We make a additional requirements that $T$ should be a regular type, e.g., assignment ( $=$ ) and equality ( $==$ ) are defined, and $T$ should have a total ordering $<$ defined. As a result, $\hat{T}$ will also be a regular type with some ordering relation.

$F$ must map values such that $\hat{T}$ will have the same ordering relation as $T$ on values in the range of $T$ and will extend that relation to any values outside the range of $T$ in the following way: if $a < b$ and $a + c$ or $b + c$ is not in the range of $T$ , then

$\hat{a} + \hat{c} < \hat{b} + \hat{c}.$

This is usually done by making $F$ a strictly monotonically increasing function.

The fact that a value of type $\hat{T}$ must initially be constructed from a value of type $T$ means that these constructions are lossless. However, since $\hat{T}$ is a group with operations, namely $*$ , a value of type $\hat{T}$ may not be a value in $T$ . Typically, the value $\hat{T}$ would conceptually map to would be outside the range of $T$ , e.g., either too small or too large.

We also can expect, depending on $F$ and $G$ , some independent sources of loss, e.g., if $F$ introduces some minor loss due to rounding or truncation.

The operation

$* : \hat{T} \times \hat{T} \mapsto \hat{T}$

is defined as

$a * b := F ( G a + G b ),$

which is associative by the associativity of $+$ .

The inverse operation

![^{-1}: \hat{T} \mapsto \hat{T}](https://latex.codecogs.com/png.image?%5Cdpi%7B110%7D&space;%5Cbg_white&space;%5E%7B-1%7D%3A%20%5Chat%7BT%7D%20%5Cmapsto%20%5Chat%7BT%7D “^{-1}: \hat{T} \mapsto \hat{T}”)

is defined as

$a^{-1} := f ( -g(a) ).$

Finally, the identity

$\hat{T}(T(0))$

must be given by

$a * a^{-1} := F ( G a + G ( a^{-1} ),$

thus we see that $G$ must satisfy

$( G a^{-1} ) + (G a) = T(0),$

i.e., $F$ and $G$ must map inverses to inverses and $F$ and $G$ must map identity to identity.

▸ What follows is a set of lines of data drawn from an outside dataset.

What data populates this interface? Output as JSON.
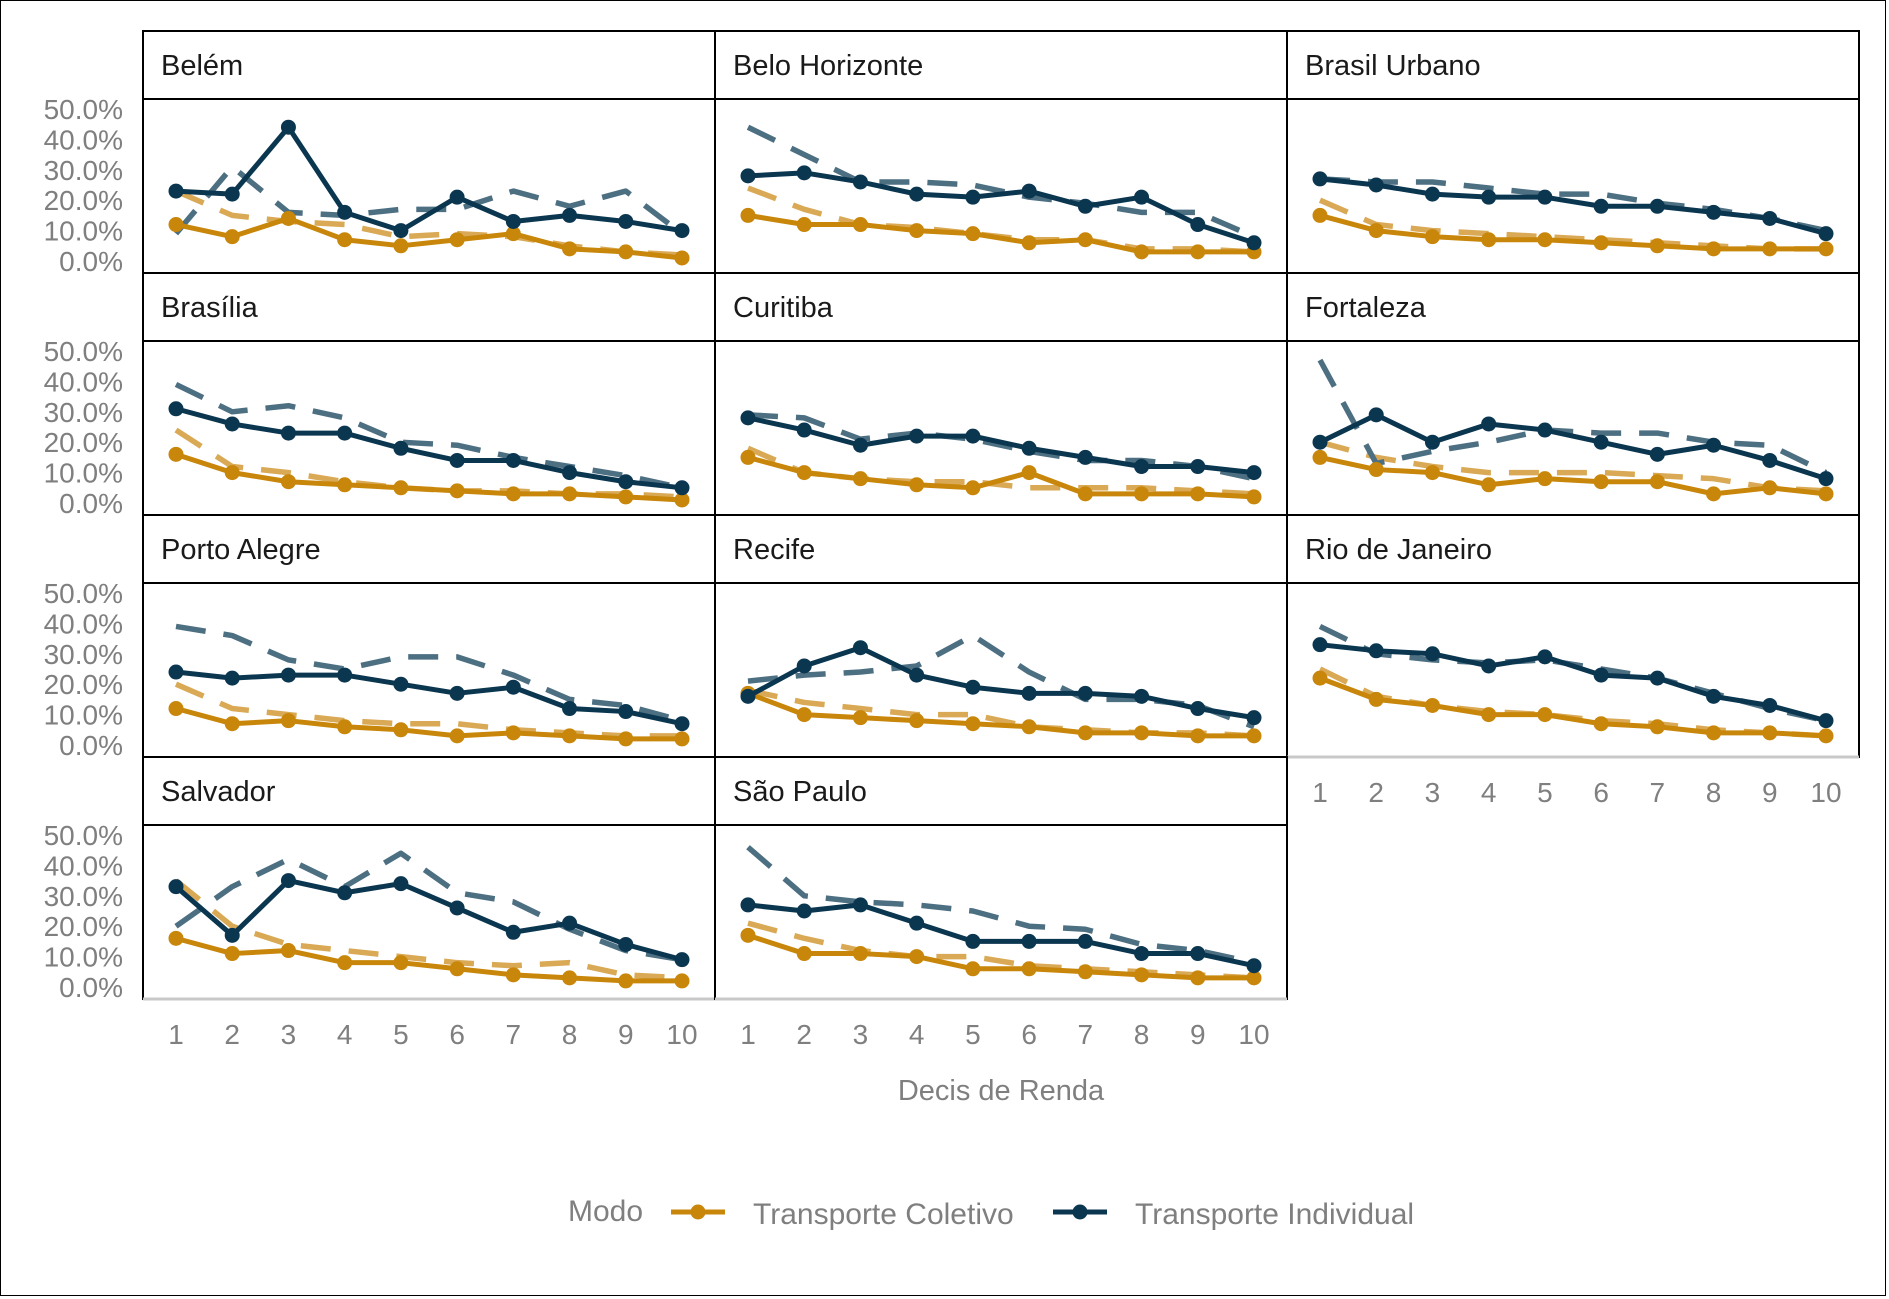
{
  "chart_data": {
    "type": "line",
    "xlabel": "Decis de Renda",
    "ylabel": "",
    "x": [
      1,
      2,
      3,
      4,
      5,
      6,
      7,
      8,
      9,
      10
    ],
    "x_ticks": [
      "1",
      "2",
      "3",
      "4",
      "5",
      "6",
      "7",
      "8",
      "9",
      "10"
    ],
    "y_ticks": [
      "0.0%",
      "10.0%",
      "20.0%",
      "30.0%",
      "40.0%",
      "50.0%"
    ],
    "ylim": [
      0,
      0.5
    ],
    "legend": {
      "title": "Modo",
      "position": "bottom",
      "entries": [
        "Transporte Coletivo",
        "Transporte Individual"
      ]
    },
    "colors": {
      "Transporte Coletivo": "#c8860a",
      "Transporte Individual": "#0b3650",
      "dashed_coletivo": "#d9a955",
      "dashed_individual": "#4d6f82"
    },
    "line_styles": {
      "solid": "line with points",
      "dashed": "dashed line without points (unlabeled in legend)"
    },
    "panels": [
      {
        "title": "Belém",
        "series": [
          {
            "name": "Transporte Coletivo",
            "style": "solid",
            "values": [
              0.12,
              0.08,
              0.14,
              0.07,
              0.05,
              0.07,
              0.09,
              0.04,
              0.03,
              0.01
            ]
          },
          {
            "name": "Transporte Individual",
            "style": "solid",
            "values": [
              0.23,
              0.22,
              0.44,
              0.16,
              0.1,
              0.21,
              0.13,
              0.15,
              0.13,
              0.1
            ]
          },
          {
            "style": "dashed-coletivo",
            "values": [
              0.23,
              0.15,
              0.13,
              0.12,
              0.08,
              0.09,
              0.08,
              0.05,
              0.03,
              0.02
            ]
          },
          {
            "style": "dashed-individual",
            "values": [
              0.09,
              0.31,
              0.16,
              0.15,
              0.17,
              0.17,
              0.23,
              0.18,
              0.23,
              0.09
            ]
          }
        ]
      },
      {
        "title": "Belo Horizonte",
        "series": [
          {
            "name": "Transporte Coletivo",
            "style": "solid",
            "values": [
              0.15,
              0.12,
              0.12,
              0.1,
              0.09,
              0.06,
              0.07,
              0.03,
              0.03,
              0.03
            ]
          },
          {
            "name": "Transporte Individual",
            "style": "solid",
            "values": [
              0.28,
              0.29,
              0.26,
              0.22,
              0.21,
              0.23,
              0.18,
              0.21,
              0.12,
              0.06
            ]
          },
          {
            "style": "dashed-coletivo",
            "values": [
              0.24,
              0.17,
              0.12,
              0.11,
              0.09,
              0.07,
              0.07,
              0.04,
              0.04,
              0.03
            ]
          },
          {
            "style": "dashed-individual",
            "values": [
              0.44,
              0.35,
              0.26,
              0.26,
              0.25,
              0.21,
              0.19,
              0.16,
              0.16,
              0.08
            ]
          }
        ]
      },
      {
        "title": "Brasil Urbano",
        "series": [
          {
            "name": "Transporte Coletivo",
            "style": "solid",
            "values": [
              0.15,
              0.1,
              0.08,
              0.07,
              0.07,
              0.06,
              0.05,
              0.04,
              0.04,
              0.04
            ]
          },
          {
            "name": "Transporte Individual",
            "style": "solid",
            "values": [
              0.27,
              0.25,
              0.22,
              0.21,
              0.21,
              0.18,
              0.18,
              0.16,
              0.14,
              0.09
            ]
          },
          {
            "style": "dashed-coletivo",
            "values": [
              0.2,
              0.12,
              0.1,
              0.09,
              0.08,
              0.07,
              0.06,
              0.05,
              0.04,
              0.04
            ]
          },
          {
            "style": "dashed-individual",
            "values": [
              0.27,
              0.26,
              0.26,
              0.24,
              0.22,
              0.22,
              0.19,
              0.17,
              0.14,
              0.1
            ]
          }
        ]
      },
      {
        "title": "Brasília",
        "series": [
          {
            "name": "Transporte Coletivo",
            "style": "solid",
            "values": [
              0.16,
              0.1,
              0.07,
              0.06,
              0.05,
              0.04,
              0.03,
              0.03,
              0.02,
              0.01
            ]
          },
          {
            "name": "Transporte Individual",
            "style": "solid",
            "values": [
              0.31,
              0.26,
              0.23,
              0.23,
              0.18,
              0.14,
              0.14,
              0.1,
              0.07,
              0.05
            ]
          },
          {
            "style": "dashed-coletivo",
            "values": [
              0.24,
              0.12,
              0.1,
              0.07,
              0.05,
              0.04,
              0.04,
              0.03,
              0.03,
              0.02
            ]
          },
          {
            "style": "dashed-individual",
            "values": [
              0.39,
              0.3,
              0.32,
              0.28,
              0.2,
              0.19,
              0.15,
              0.12,
              0.09,
              0.05
            ]
          }
        ]
      },
      {
        "title": "Curitiba",
        "series": [
          {
            "name": "Transporte Coletivo",
            "style": "solid",
            "values": [
              0.15,
              0.1,
              0.08,
              0.06,
              0.05,
              0.1,
              0.03,
              0.03,
              0.03,
              0.02
            ]
          },
          {
            "name": "Transporte Individual",
            "style": "solid",
            "values": [
              0.28,
              0.24,
              0.19,
              0.22,
              0.22,
              0.18,
              0.15,
              0.12,
              0.12,
              0.1
            ]
          },
          {
            "style": "dashed-coletivo",
            "values": [
              0.18,
              0.1,
              0.08,
              0.07,
              0.07,
              0.05,
              0.05,
              0.05,
              0.04,
              0.03
            ]
          },
          {
            "style": "dashed-individual",
            "values": [
              0.29,
              0.28,
              0.21,
              0.23,
              0.21,
              0.17,
              0.14,
              0.14,
              0.12,
              0.08
            ]
          }
        ]
      },
      {
        "title": "Fortaleza",
        "series": [
          {
            "name": "Transporte Coletivo",
            "style": "solid",
            "values": [
              0.15,
              0.11,
              0.1,
              0.06,
              0.08,
              0.07,
              0.07,
              0.03,
              0.05,
              0.03
            ]
          },
          {
            "name": "Transporte Individual",
            "style": "solid",
            "values": [
              0.2,
              0.29,
              0.2,
              0.26,
              0.24,
              0.2,
              0.16,
              0.19,
              0.14,
              0.08
            ]
          },
          {
            "style": "dashed-coletivo",
            "values": [
              0.2,
              0.15,
              0.12,
              0.1,
              0.1,
              0.1,
              0.09,
              0.08,
              0.05,
              0.04
            ]
          },
          {
            "style": "dashed-individual",
            "values": [
              0.47,
              0.13,
              0.17,
              0.2,
              0.24,
              0.23,
              0.23,
              0.2,
              0.19,
              0.1
            ]
          }
        ]
      },
      {
        "title": "Porto Alegre",
        "series": [
          {
            "name": "Transporte Coletivo",
            "style": "solid",
            "values": [
              0.12,
              0.07,
              0.08,
              0.06,
              0.05,
              0.03,
              0.04,
              0.03,
              0.02,
              0.02
            ]
          },
          {
            "name": "Transporte Individual",
            "style": "solid",
            "values": [
              0.24,
              0.22,
              0.23,
              0.23,
              0.2,
              0.17,
              0.19,
              0.12,
              0.11,
              0.07
            ]
          },
          {
            "style": "dashed-coletivo",
            "values": [
              0.2,
              0.12,
              0.1,
              0.08,
              0.07,
              0.07,
              0.05,
              0.04,
              0.03,
              0.03
            ]
          },
          {
            "style": "dashed-individual",
            "values": [
              0.39,
              0.36,
              0.28,
              0.25,
              0.29,
              0.29,
              0.23,
              0.15,
              0.13,
              0.08
            ]
          }
        ]
      },
      {
        "title": "Recife",
        "series": [
          {
            "name": "Transporte Coletivo",
            "style": "solid",
            "values": [
              0.17,
              0.1,
              0.09,
              0.08,
              0.07,
              0.06,
              0.04,
              0.04,
              0.03,
              0.03
            ]
          },
          {
            "name": "Transporte Individual",
            "style": "solid",
            "values": [
              0.16,
              0.26,
              0.32,
              0.23,
              0.19,
              0.17,
              0.17,
              0.16,
              0.12,
              0.09
            ]
          },
          {
            "style": "dashed-coletivo",
            "values": [
              0.18,
              0.14,
              0.12,
              0.1,
              0.1,
              0.06,
              0.05,
              0.04,
              0.04,
              0.03
            ]
          },
          {
            "style": "dashed-individual",
            "values": [
              0.21,
              0.23,
              0.24,
              0.26,
              0.36,
              0.24,
              0.15,
              0.15,
              0.13,
              0.06
            ]
          }
        ]
      },
      {
        "title": "Rio de Janeiro",
        "series": [
          {
            "name": "Transporte Coletivo",
            "style": "solid",
            "values": [
              0.22,
              0.15,
              0.13,
              0.1,
              0.1,
              0.07,
              0.06,
              0.04,
              0.04,
              0.03
            ]
          },
          {
            "name": "Transporte Individual",
            "style": "solid",
            "values": [
              0.33,
              0.31,
              0.3,
              0.26,
              0.29,
              0.23,
              0.22,
              0.16,
              0.13,
              0.08
            ]
          },
          {
            "style": "dashed-coletivo",
            "values": [
              0.25,
              0.16,
              0.13,
              0.11,
              0.1,
              0.08,
              0.07,
              0.05,
              0.04,
              0.03
            ]
          },
          {
            "style": "dashed-individual",
            "values": [
              0.39,
              0.3,
              0.28,
              0.27,
              0.28,
              0.25,
              0.22,
              0.17,
              0.12,
              0.08
            ]
          }
        ]
      },
      {
        "title": "Salvador",
        "series": [
          {
            "name": "Transporte Coletivo",
            "style": "solid",
            "values": [
              0.16,
              0.11,
              0.12,
              0.08,
              0.08,
              0.06,
              0.04,
              0.03,
              0.02,
              0.02
            ]
          },
          {
            "name": "Transporte Individual",
            "style": "solid",
            "values": [
              0.33,
              0.17,
              0.35,
              0.31,
              0.34,
              0.26,
              0.18,
              0.21,
              0.14,
              0.09
            ]
          },
          {
            "style": "dashed-coletivo",
            "values": [
              0.35,
              0.2,
              0.14,
              0.12,
              0.1,
              0.08,
              0.07,
              0.08,
              0.04,
              0.03
            ]
          },
          {
            "style": "dashed-individual",
            "values": [
              0.2,
              0.33,
              0.42,
              0.33,
              0.44,
              0.31,
              0.28,
              0.19,
              0.12,
              0.09
            ]
          }
        ]
      },
      {
        "title": "São Paulo",
        "series": [
          {
            "name": "Transporte Coletivo",
            "style": "solid",
            "values": [
              0.17,
              0.11,
              0.11,
              0.1,
              0.06,
              0.06,
              0.05,
              0.04,
              0.03,
              0.03
            ]
          },
          {
            "name": "Transporte Individual",
            "style": "solid",
            "values": [
              0.27,
              0.25,
              0.27,
              0.21,
              0.15,
              0.15,
              0.15,
              0.11,
              0.11,
              0.07
            ]
          },
          {
            "style": "dashed-coletivo",
            "values": [
              0.21,
              0.16,
              0.12,
              0.1,
              0.1,
              0.07,
              0.06,
              0.05,
              0.04,
              0.03
            ]
          },
          {
            "style": "dashed-individual",
            "values": [
              0.46,
              0.3,
              0.28,
              0.27,
              0.25,
              0.2,
              0.19,
              0.14,
              0.12,
              0.08
            ]
          }
        ]
      }
    ]
  }
}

$\hat{T}$ is intended to make computations more precise, faster, or less susceptible to underflows or overflows over a more restricted set of operations than $T$ where the computational basis is

$\{+, ^{-1}\}.$

Use case: applying likelihood functions to observed data

When dealing with very large or small numbers in numerical computation, such as computing likelihoods, it is frequently faster and more precise to work with logarithms of numbers and mapping them back to their actual values only when needed.

This allows multiplication to be as simple and fast as addition, and avoids most intermediate values that would otherwise result in underflows or overflows even when the final result is within the range of $T$ .

If the final result is not within the range of $T$ , which can be checked, and the actual value is needed for additional computations, other steps may be taken, e.g., map the result to a slow bignum data type.